ECE 459 - Advanced Computer System Design Laboratory

# Experiment 2: MIPS Assembly Language Programming: Recursion

Review the help notes for this experiment.

## Objectives

The MIPS R2000/R3000 processors were the focus in ECE 451. Therefore, students taking this laboratory course (i.e., ECE 459) have already used the SPIM simulator for the MIPS R2000/R3000 processors in ECE 451. The objective of this experiment is to develop code that uses advanced programming techniques to better understand RISC (Reduced Instruction Set Computer) designs.

## Introduction

A procedure that calls itself is called recursive. Recursion is a programming technique frequently used to repetitively reduce the size of a given problem until the solutions can be obtained easily for similar problems of smaller size. Under the assumption that we know how to use the latter solutions to solve the larger problem, the original problem can then be solved more efficiently. Recursion is used for binary search, element selection, etc.

The MIPS R2000/R3000 processors are representative of RISC designs. Implementing recursion in assembly language for RISC designs is a very interesting task. The element selection problem is chosen here for this purpose.

The element selection problem is defined here as follows. Given a sequence S = {s1, s2, s3, ..., sn} of integers and an integer k, where 1 ≤ k ≤ n, find the k-th smallest integer in S. The outline of a recursive algorithm that can solve the selection problem follows (adapted from: S. Akl, The Design and Analysis of Parallel Algorithms, Prentice Hall, 1989). The parameter Q in procedure SELECT is a small integer constant.

### procedure SELECT(S,k)

1. if | S | < Q  then sort S and return the k-th element
else subdivide S into | S | / Q subsequences of Q elements each
end if.
2. Sort each subsequence and determine its median.
3. Call SELECT recursively to find m, the median of the | S | / Q  medians found in 2.
4. Create three subsequences S1, S2, and S3 to contain elements of S smaller than, equal to, and larger than m, respectively.
1. if  | S1|  k then call SELECT recursively to find the k-th element of S1
else if  | S1| + | S2| ≥ k   then return m
else call SELECT recursively to find the (k - | S1| - | S2|)-th element of S3
end if
end if.

The running time of SELECT is O(n) for any value of Q ≥ 5 (under this condition, recursive calls are carried out for sequences ever-decreasing in size).
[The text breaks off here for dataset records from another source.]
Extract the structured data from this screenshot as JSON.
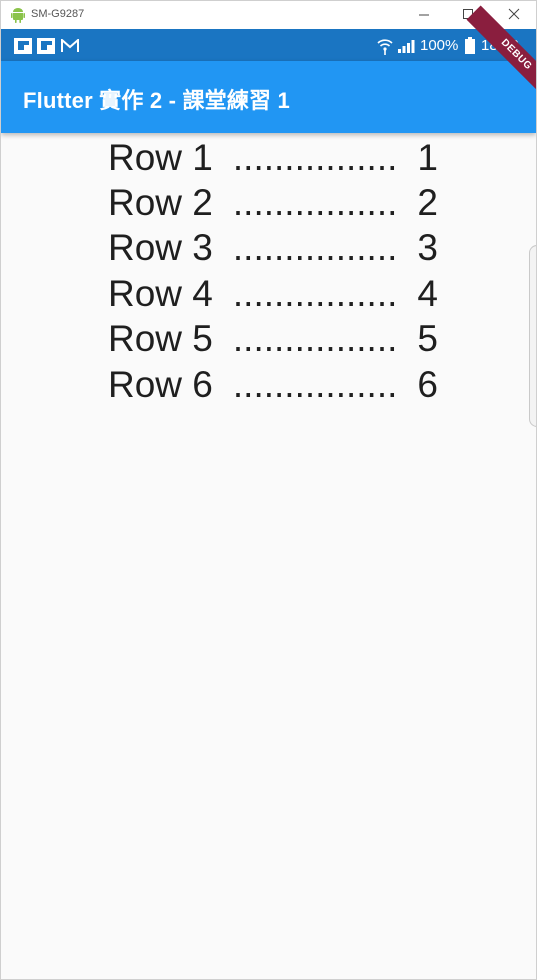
{
  "window": {
    "title": "SM-G9287"
  },
  "status_bar": {
    "battery_percent": "100%",
    "time": "18:38"
  },
  "app_bar": {
    "title": "Flutter 實作 2 - 課堂練習 1"
  },
  "debug_banner": {
    "label": "DEBUG"
  },
  "rows": [
    {
      "left": "Row 1",
      "leader": "................",
      "right": "1"
    },
    {
      "left": "Row 2",
      "leader": "................",
      "right": "2"
    },
    {
      "left": "Row 3",
      "leader": "................",
      "right": "3"
    },
    {
      "left": "Row 4",
      "leader": "................",
      "right": "4"
    },
    {
      "left": "Row 5",
      "leader": "................",
      "right": "5"
    },
    {
      "left": "Row 6",
      "leader": "................",
      "right": "6"
    }
  ],
  "colors": {
    "status_bar": "#1a75c2",
    "app_bar": "#2196f3",
    "debug_banner": "#8a1e3e",
    "background": "#fafafa"
  }
}
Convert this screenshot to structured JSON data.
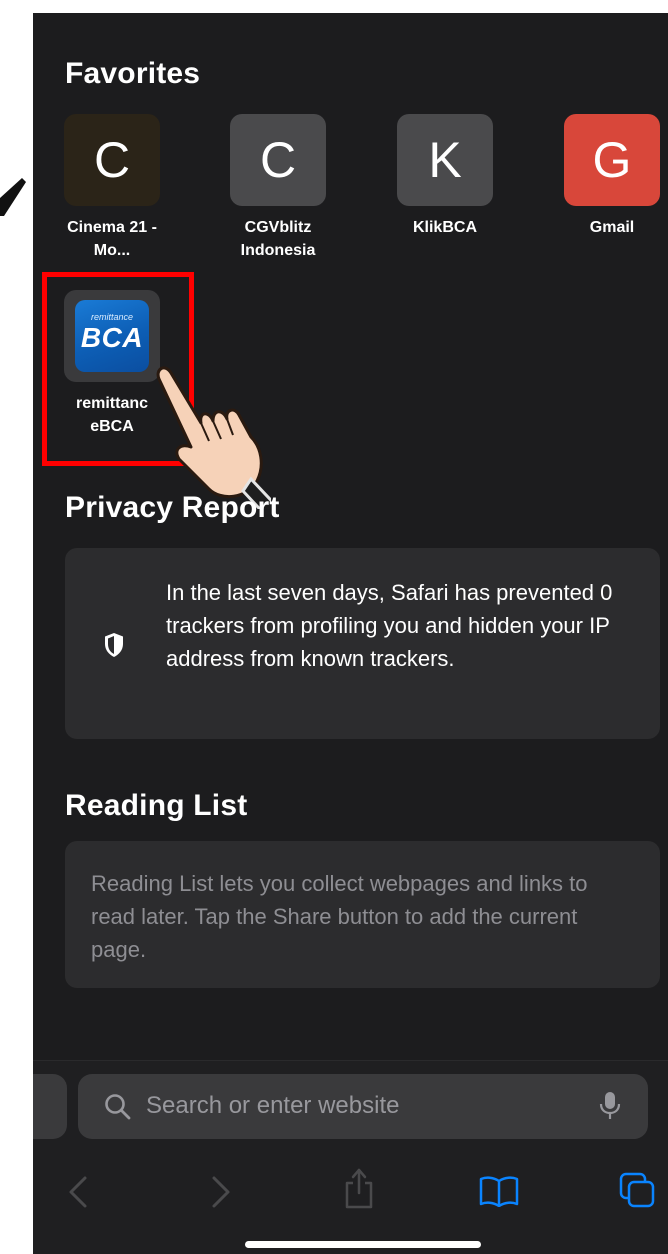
{
  "favorites": {
    "title": "Favorites",
    "items": [
      {
        "letter": "C",
        "label": "Cinema 21 - Mo...",
        "tile_color": "#2b2418"
      },
      {
        "letter": "C",
        "label": "CGVblitz Indonesia",
        "tile_color": "#4a4a4c"
      },
      {
        "letter": "K",
        "label": "KlikBCA",
        "tile_color": "#4a4a4c"
      },
      {
        "letter": "G",
        "label": "Gmail",
        "tile_color": "#d8473a"
      }
    ],
    "highlighted": {
      "logo_small": "remittance",
      "logo_big": "BCA",
      "label": "remittanc eBCA"
    }
  },
  "privacy_report": {
    "title": "Privacy Report",
    "text": "In the last seven days, Safari has prevented 0 trackers from profiling you and hidden your IP address from known trackers.",
    "icon": "shield-icon"
  },
  "reading_list": {
    "title": "Reading List",
    "text": "Reading List lets you collect webpages and links to read later. Tap the Share button to add the current page."
  },
  "toolbar": {
    "search_placeholder": "Search or enter website",
    "icons": [
      "search-icon",
      "microphone-icon",
      "back-icon",
      "forward-icon",
      "share-icon",
      "bookmarks-icon",
      "tabs-icon"
    ]
  },
  "colors": {
    "background": "#1c1c1e",
    "card": "#2c2c2e",
    "accent": "#0a84ff",
    "highlight": "#ff0000"
  }
}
Notice the similarities between SELECT and the popular QUICKSORT algorithm. The latter algorithm is for sorting, and has worst case and expected running times O(n2) and O(n lgn), respectively.

## Experiment

Provide a flowchart of your algorithm to solve the selection problem based on the given recursive procedure. Develop MIPS assembly language code for its implementation. Assume that Q = 5 and use pointer-based data structures to avoid relocation of elements from S in the memory. You may use any technique to sort  S, for | S | < Q.

Use the SPIM simulator to execute the code. Show intermediate and final results.